なぜなら、ひとつのことを疑ふ出すと、次から次へと疑ひにこころが占領されて、終ひには、その本との対話など全く成り立たなくなるからだ。
こちらのこころのすべてをもつて、一冊の本を読む。
著者を尊び、敬はなければ、対話は成り立たない。
しかも、一度では埒が明かない。何度も何度も語らふごとく、一冊の本を何度も何度も読むのだ。
さうしてこそ、その本は、その人は、己れの秘密を打ち明け始めてくれる。
また、皆が読んでゐるから、その本を読むのではない。
わたしは、こころから会ひたい人と会ふやうに、こころの奥底から読みたいと思ふ一冊の本を読みたい。
そのやうなこころの吟味に適ひ、繰り返される読書の喜びに応へてくれるのは、よほどの良書である。
時の試練を越えて生き残つた「古典」である。
そして、そのやうな古典は、古(いにしへ)と今を貫いてゐて、現在進行形の問ひを読む人に突き付けてくる。
永遠(とこしへ)である。
わたしが、ここ数年、語らひ続けさせてもらつてゐるのは、『古事記(ふることぶみ)』と『萬葉集』と保田與重郎全集全四十巻である。

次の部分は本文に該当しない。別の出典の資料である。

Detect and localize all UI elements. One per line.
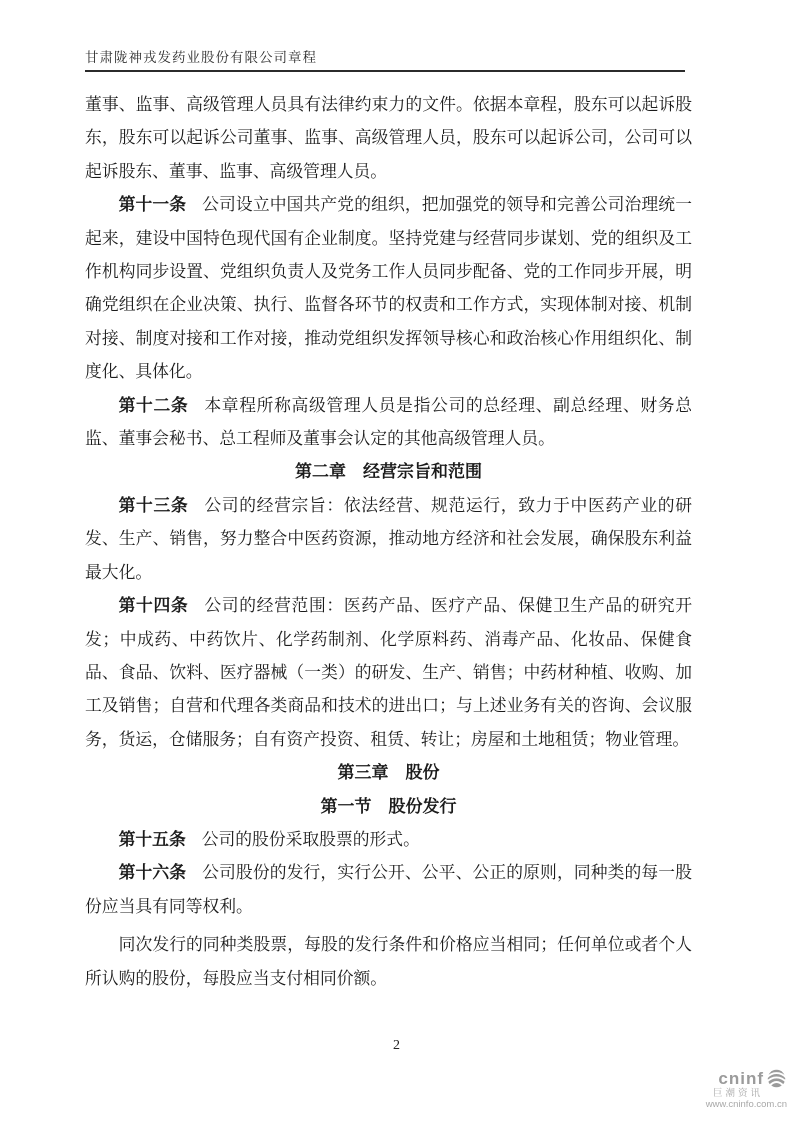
paragraph-continued [85, 88, 692, 188]
cninfo-url: www.cninfo.com.cn [705, 1098, 787, 1110]
chapter-2-heading: 第二章 经营宗旨和范围 [295, 462, 482, 482]
header-rule [85, 70, 685, 72]
section-1-heading: 第一节 股份发行 [320, 796, 457, 816]
article-text: 公司的经营范围：医药产品、医疗产品、保健卫生产品的研究开发；中成药、中药饮片、化学药制剂、化学原料药、消毒产品、化妆品、保健食品、食品、饮料、医疗器械（一类）的研发、生产、销售；中药材种植、收购、加工及销售；自营和代理各类商品和技术的进出口；与上述业务有关的咨询、会议服务，货运，仓储服务；自有资产投资、租赁、转让；房屋和土地租赁；物业管理。 [85, 596, 692, 749]
article-text: 公司的经营宗旨：依法经营、规范运行，致力于中医药产业的研发、生产、销售，努力整合中医药资源，推动地方经济和社会发展，确保股东利益最大化。 [85, 495, 692, 582]
article-number-label: 第十五条 [118, 829, 186, 849]
cninfo-chinese-name: 巨潮资讯 [712, 1088, 763, 1099]
chapter-3-heading: 第三章 股份 [337, 763, 440, 783]
article-paragraph-12 [85, 389, 692, 456]
article-text: 本章程所称高级管理人员是指公司的总经理、副总经理、财务总监、董事会秘书、总工程师及董事会认定的其他高级管理人员。 [85, 395, 692, 449]
article-paragraph-11 [85, 188, 692, 388]
document-body [85, 88, 692, 995]
paragraph-text: 董事、监事、高级管理人员具有法律约束力的文件。依据本章程，股东可以起诉股东，股东可以起诉公司董事、监事、高级管理人员，股东可以起诉公司，公司可以起诉股东、董事、监事、高级管理人员。 [85, 95, 692, 181]
article-number-label: 第十一条 [118, 195, 187, 215]
article-paragraph-15 [85, 823, 692, 856]
article-number-label: 第十三条 [118, 495, 189, 515]
article-text: 公司的股份采取股票的形式。 [201, 829, 420, 849]
cninfo-watermark [669, 1068, 789, 1111]
header-title: 甘肃陇神戎发药业股份有限公司章程 [85, 50, 317, 65]
article-paragraph-14 [85, 589, 692, 756]
page-number: 2 [393, 1038, 400, 1053]
article-paragraph-13 [85, 489, 692, 589]
article-text: 公司设立中国共产党的组织，把加强党的领导和完善公司治理统一起来，建设中国特色现代国有企业制度。坚持党建与经营同步谋划、党的组织及工作机构同步设置、党组织负责人及党务工作人员同步配备、党的工作同步开展，明确党组织在企业决策、执行、监督各环节的权责和工作方式，实现体制对接、机制对接、制度对接和工作对接，推动党组织发挥领导核心和政治核心作用组织化、制度化、具体化。 [85, 195, 692, 382]
article-number-label: 第十四条 [118, 596, 189, 616]
cninfo-swirl-logo-icon [766, 1068, 787, 1089]
article-number-label: 第十六条 [118, 863, 187, 883]
cninfo-brand: cninf [718, 1068, 764, 1088]
paragraph [85, 928, 692, 995]
paragraph-text: 同次发行的同种类股票，每股的发行条件和价格应当相同；任何单位或者个人所认购的股份，每股应当支付相同价额。 [85, 935, 692, 988]
article-number-label: 第十二条 [118, 395, 189, 415]
cninfo-brand-row [669, 1068, 789, 1089]
article-text: 公司股份的发行，实行公开、公平、公正的原则，同种类的每一股份应当具有同等权利。 [85, 863, 692, 916]
article-paragraph-16 [85, 856, 692, 923]
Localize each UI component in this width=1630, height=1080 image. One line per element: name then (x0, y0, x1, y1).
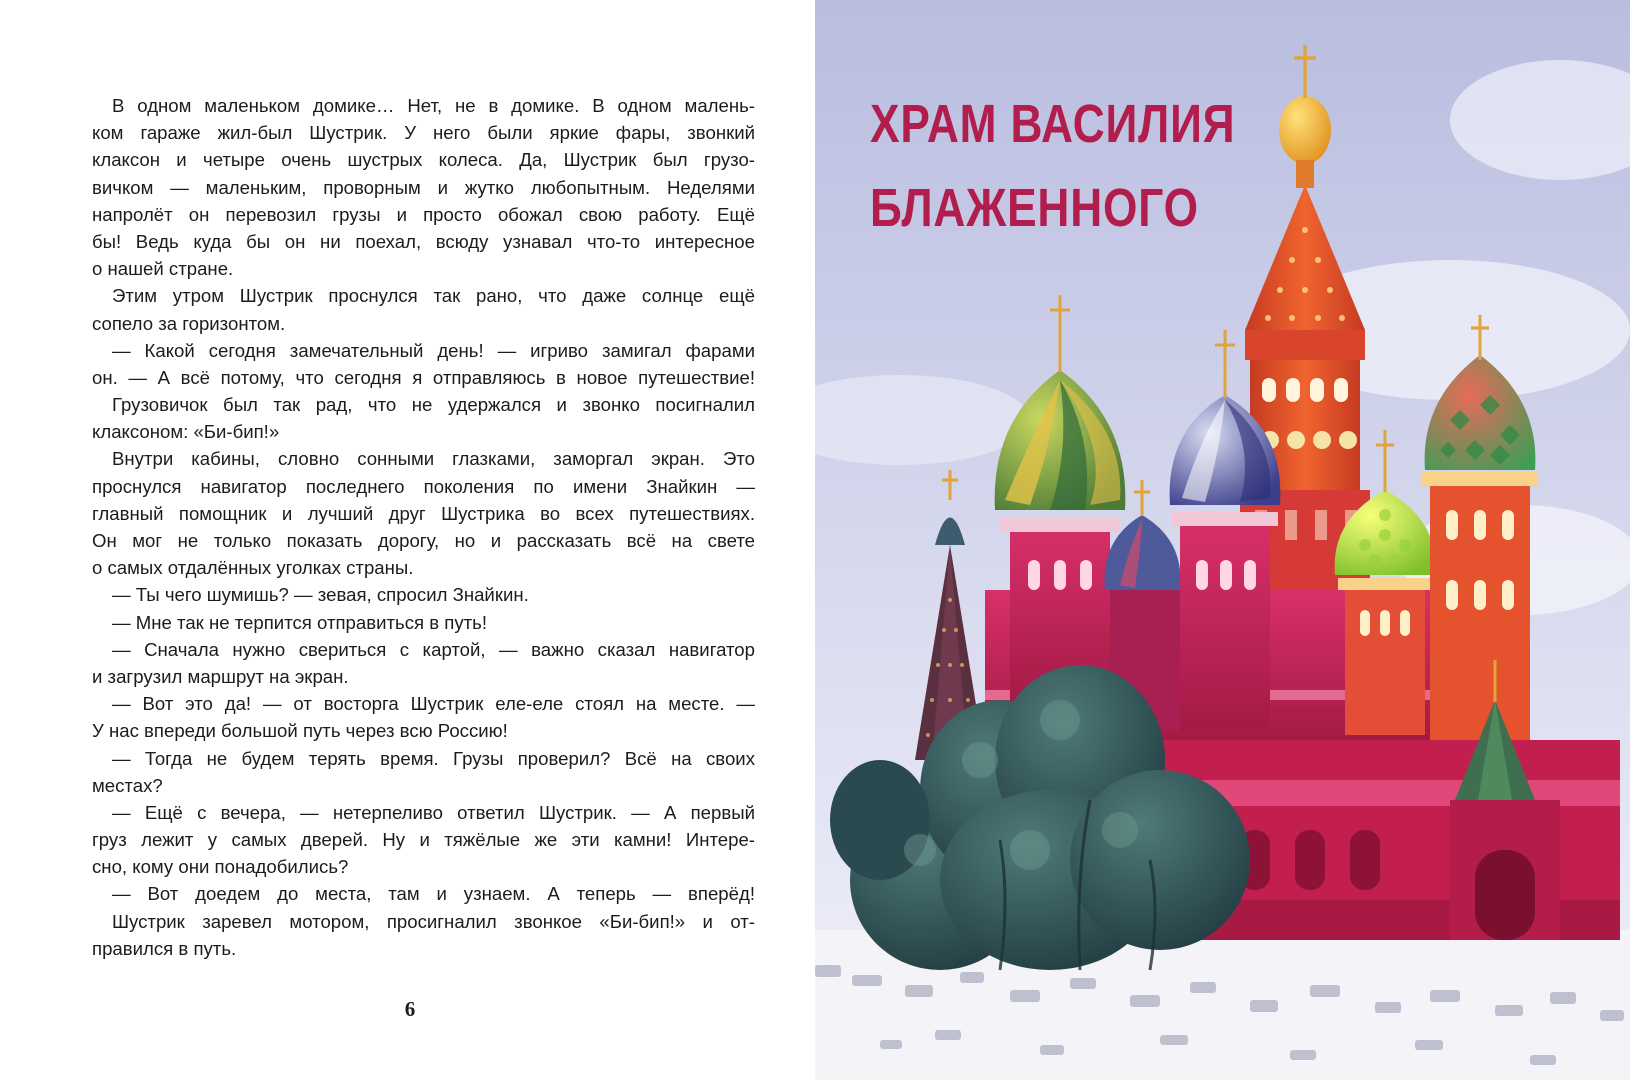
text-line: У нас впереди большой путь через всю Россию! (92, 720, 508, 742)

『古事記』は本居宣長の『古事記伝(ふることぶみのつたへ)』で、『萬葉集』は鹿持雅澄の『萬葉集古義』で読んでゐる。いづれの古典に於いても江戸時代後期の国学者に教へを乞ふてゐる。
ことばといふもの、日本語といふものに、すべてを賭けた先人の方々との対話。読書の豊かさ。ひとりとひとりであることの真剣勝負の喜び。
残りの人生のすべてをかけても、語らひは決して尽きない。